Roundup Judge Sanctions Another Plaintiffs Attorney
U.S. District Judge Vince Chhabria on Tuesday found that Jennifer Moore “intentionally joined in the bad faith misconduct” that prompted him to sanction lead plaintiffs counsel Aimee Wagstaff in the second trial over Roundup.
May 21, 2019 at 02:23 PM
4 minute read
A federal judge has sanctioned a second lawyer who “intentionally joined in the bad faith misconduct” during opening statements of a trial against Monsanto Co. over its herbicide Roundup.
On Tuesday, U.S. District Judge Vince Chhabria of the Northern District of California sanctioned Jennifer Moore, co-lead trial counsel in the second trial over Roundup. The order follows a Feb. 26 decision in which Chhabria sanctioned plaintiffs attorney Aimee Wagstaff, of Andrus Wagstaff in Lakewood, Colorado, for “obvious violations” of his pretrial orders during her opening statement. At that time, he ordered Wagstaff to provide the names of other attorneys who worked with her on that opening statement, which she did last month.

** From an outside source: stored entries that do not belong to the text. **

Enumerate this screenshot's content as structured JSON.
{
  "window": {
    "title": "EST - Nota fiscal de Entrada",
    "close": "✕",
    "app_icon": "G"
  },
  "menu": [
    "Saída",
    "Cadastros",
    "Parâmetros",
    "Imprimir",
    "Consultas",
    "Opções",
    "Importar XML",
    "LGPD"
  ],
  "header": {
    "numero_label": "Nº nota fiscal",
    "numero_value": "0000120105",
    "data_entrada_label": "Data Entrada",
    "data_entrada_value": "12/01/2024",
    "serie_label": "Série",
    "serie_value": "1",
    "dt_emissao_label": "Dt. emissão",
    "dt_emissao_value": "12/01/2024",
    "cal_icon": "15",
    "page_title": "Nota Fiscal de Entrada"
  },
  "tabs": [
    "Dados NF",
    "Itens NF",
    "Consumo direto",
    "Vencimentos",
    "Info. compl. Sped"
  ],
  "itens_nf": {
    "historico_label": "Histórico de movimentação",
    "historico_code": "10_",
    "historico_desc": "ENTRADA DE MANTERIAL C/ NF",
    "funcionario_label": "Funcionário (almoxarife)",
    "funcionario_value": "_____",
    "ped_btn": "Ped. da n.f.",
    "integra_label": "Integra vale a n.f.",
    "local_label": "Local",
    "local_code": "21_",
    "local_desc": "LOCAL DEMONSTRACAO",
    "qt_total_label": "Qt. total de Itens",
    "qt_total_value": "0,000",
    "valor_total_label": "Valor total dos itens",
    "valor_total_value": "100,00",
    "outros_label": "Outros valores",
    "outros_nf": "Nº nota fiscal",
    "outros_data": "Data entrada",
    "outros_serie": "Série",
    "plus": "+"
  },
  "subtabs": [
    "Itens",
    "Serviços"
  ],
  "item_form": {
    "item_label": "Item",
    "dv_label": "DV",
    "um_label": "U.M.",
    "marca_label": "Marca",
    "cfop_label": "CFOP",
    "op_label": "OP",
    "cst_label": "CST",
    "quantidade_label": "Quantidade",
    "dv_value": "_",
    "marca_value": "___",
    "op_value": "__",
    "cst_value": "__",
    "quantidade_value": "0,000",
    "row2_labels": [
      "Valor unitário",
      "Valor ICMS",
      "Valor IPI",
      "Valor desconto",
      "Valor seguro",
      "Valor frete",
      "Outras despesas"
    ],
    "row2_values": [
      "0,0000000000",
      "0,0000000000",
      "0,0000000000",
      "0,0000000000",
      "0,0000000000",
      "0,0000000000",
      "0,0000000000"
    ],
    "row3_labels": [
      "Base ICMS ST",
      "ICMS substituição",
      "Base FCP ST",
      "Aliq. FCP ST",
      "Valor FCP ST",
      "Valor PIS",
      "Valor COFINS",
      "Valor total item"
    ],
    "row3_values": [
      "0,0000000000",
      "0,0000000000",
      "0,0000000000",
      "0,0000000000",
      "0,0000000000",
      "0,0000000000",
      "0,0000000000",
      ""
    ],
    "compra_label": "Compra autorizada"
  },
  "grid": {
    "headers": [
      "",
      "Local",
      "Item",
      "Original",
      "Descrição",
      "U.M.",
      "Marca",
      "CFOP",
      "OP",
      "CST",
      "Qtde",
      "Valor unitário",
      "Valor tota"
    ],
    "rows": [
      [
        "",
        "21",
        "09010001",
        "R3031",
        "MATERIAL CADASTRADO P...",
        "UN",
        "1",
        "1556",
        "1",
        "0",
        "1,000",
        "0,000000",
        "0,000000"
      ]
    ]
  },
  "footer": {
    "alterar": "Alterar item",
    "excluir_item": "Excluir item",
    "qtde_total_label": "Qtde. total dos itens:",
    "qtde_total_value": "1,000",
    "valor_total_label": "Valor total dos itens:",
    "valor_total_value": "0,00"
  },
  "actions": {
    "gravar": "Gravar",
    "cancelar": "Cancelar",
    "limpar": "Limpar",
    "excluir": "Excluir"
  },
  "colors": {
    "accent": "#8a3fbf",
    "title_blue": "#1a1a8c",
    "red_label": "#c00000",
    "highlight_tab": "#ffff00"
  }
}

On Tuesday, Chhabria concluded that Moore “intentionally joined in the bad faith misconduct for which Wagstaff was sanctioned.” As he did with Wagstaff, Chhabria ordered Moore to pay $500.
“I strongly disagree with the court's order,” wrote Moore, of the Moore Law Group in Louisville, Kentucky, in an email. “There is no legal or factual basis for sanctioning Ms. Wagstaff or me and we are considering our options.”
But Chhabria declined to sanction the other five attorneys on the plaintiffs' trial team, finding he could not “determine with sufficient confidence” whether they had “intentionally committed misconduct.”
Those attorneys were Michael Baum and R. Brent Wisner, partners at Baum Hedlund Aristei & Goldman in Los Angeles; Mark Burton, of counsel at San Francisco's Audet & Partners; and David Wool and Kathryn Forgie of Andrus Wagstaff.
Wisner declined to comment. The other lawyers did not respond to a request for comment.
The trial, which was the first in the federal multidistrict litigation over Roundup, involved plaintiff Edwin Hardeman, who is in remission from non-Hodgkin lymphoma allegedly caused after he used Monsanto's herbicide to clear poison oak from his property.
A jury awarded an $80 million verdict for Wagstaff's client March 27. It was the second award against Monsanto, now owned by Bayer AG, with the first ending in a $289 million verdict last year in San Francisco Superior Court. A third trial ended this month when a jury in Alameda County Superior Court awarded $2 billion to a California couple who both had non-Hodgkin lymphoma.
Lawyers on the plaintiffs' team in the trial before Chhabria had submitted their responses to his sanctions probe under seal. In Tuesday's order, Chhabria, after reviewing those documents, found that Moore played a more active role than the other attorneys did in finalizing the opening statement in the days before the trial began.
“It is clear from the attorney submissions—particularly Wool's—that the issue of violating the court's pretrial rulings was very much on the team's radar as of at least February 23rd, but that did not prevent Moore and Wagstaff from going forward with an opening statement that so obviously violated those pretrial rulings,” he wrote.
Wagstaff previously insisted in court documents last month that she had “ultimate decision making responsibility” as to trial strategy, and had not presented the opening statement “in bad faith.” She urged Chhabria not to sanction any member of her trial team.
Moore, at a hearing over Wagstaff's sanctions in February, defended the opening statement in light of the “unique nature of this trial.” Chhabria had bifurcated the trial so that the first phase focused on whether Hardeman's use of Roundup caused his non-Hodgkin lymphoma, while a second phase would address Monsanto's conduct.